I was not what society tends to think of when they think of “an alcoholic”. That’s because society has a completely inaccurate view of what that means. Unless you have struggled with alcohol or know someone who has – all you have to go by is advertisements, TV, and movies. We all think people with alcohol struggles are homeless …or cant keep jobs …or are the falling down drunk at the bar …or some other example of what is really the absolute end-game of addiction. There are SO many stages long before that happens. Unfortunately, because we don’t know that – a lot of troubled drinkers can continue their unhealthy relationships with alcohol for a lot longer because they have those examples to lean on. “I cant be an alcoholic, I work. I cant be an alcoholic, I’m responsible”. The whole world believes we should be able to “drink responsibly” and magically consume an addictive substance using just “self control”. Meanwhile, alcohol makes you feel better (at first) when life is a little shitty – so why wouldn’t you use it to help get by? Then you play “Russian roulette” with the addiction-odds for the rest of your drinking career.

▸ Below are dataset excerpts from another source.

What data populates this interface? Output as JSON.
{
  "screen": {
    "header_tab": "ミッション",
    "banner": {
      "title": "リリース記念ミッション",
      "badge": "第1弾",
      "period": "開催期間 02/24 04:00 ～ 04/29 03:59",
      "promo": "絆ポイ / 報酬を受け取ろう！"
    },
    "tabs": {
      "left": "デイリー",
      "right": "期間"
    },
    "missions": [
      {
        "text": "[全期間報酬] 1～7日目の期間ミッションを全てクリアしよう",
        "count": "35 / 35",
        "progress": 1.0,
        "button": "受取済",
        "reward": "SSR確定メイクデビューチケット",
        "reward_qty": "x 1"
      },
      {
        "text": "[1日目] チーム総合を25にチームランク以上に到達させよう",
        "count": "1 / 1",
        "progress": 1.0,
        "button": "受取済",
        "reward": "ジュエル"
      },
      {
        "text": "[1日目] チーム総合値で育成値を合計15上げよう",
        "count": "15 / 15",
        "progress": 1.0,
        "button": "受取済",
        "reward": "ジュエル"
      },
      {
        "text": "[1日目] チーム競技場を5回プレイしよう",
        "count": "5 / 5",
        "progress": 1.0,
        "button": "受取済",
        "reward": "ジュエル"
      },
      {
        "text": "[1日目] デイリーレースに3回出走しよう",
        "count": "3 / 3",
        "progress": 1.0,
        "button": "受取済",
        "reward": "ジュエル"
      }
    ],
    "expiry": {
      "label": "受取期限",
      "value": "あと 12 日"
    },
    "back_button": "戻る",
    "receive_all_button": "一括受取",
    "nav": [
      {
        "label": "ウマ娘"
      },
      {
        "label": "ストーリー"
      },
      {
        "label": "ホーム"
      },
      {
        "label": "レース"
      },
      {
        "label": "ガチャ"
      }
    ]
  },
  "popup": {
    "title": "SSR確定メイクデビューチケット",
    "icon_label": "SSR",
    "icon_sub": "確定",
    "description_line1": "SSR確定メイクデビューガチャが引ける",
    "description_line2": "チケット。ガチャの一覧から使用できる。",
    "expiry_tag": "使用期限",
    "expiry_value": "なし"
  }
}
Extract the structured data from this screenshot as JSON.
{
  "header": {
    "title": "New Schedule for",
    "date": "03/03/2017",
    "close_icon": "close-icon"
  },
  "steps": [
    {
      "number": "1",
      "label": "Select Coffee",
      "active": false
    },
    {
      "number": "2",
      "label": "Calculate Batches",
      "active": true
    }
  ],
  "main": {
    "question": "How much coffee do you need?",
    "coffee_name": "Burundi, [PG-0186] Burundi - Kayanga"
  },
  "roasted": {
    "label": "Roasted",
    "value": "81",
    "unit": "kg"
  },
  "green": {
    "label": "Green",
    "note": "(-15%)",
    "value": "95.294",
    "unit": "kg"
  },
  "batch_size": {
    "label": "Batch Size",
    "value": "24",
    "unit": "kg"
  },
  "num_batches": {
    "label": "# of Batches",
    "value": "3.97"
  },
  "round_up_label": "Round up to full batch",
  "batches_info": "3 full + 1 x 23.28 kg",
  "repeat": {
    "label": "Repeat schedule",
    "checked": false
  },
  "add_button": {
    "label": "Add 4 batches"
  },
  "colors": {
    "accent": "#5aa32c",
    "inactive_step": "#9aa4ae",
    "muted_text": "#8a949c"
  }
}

There are SO many people who struggle with substance use…so many people with anxiety disorders, depression, and other illnesses. Suicide rates, bullying, and mass shootings are climbing. These are all signs of people struggling to get by and not having the proper coping mechanisms. We don’t know how to recognize problems. We don’t know how to cope with them. We don’t know what to do once we realize we have them. So often, we see everyone else’s perfect lives and compare our reality to their carefully molded and Facebook-edited lives. We think we are broken because we don’t see anyone else broken. We think we are broken because no one else admits they struggle too. We think we are hopeless because we don’t know how to escape our issues, and no one else seems to have them.
We need to talk about our lives. We need to admit the good and the bad. We need to learn about the things our friends, family, and community are facing. It will never change if we keep hiding our problems. It will never change if we pretend nothing is wrong.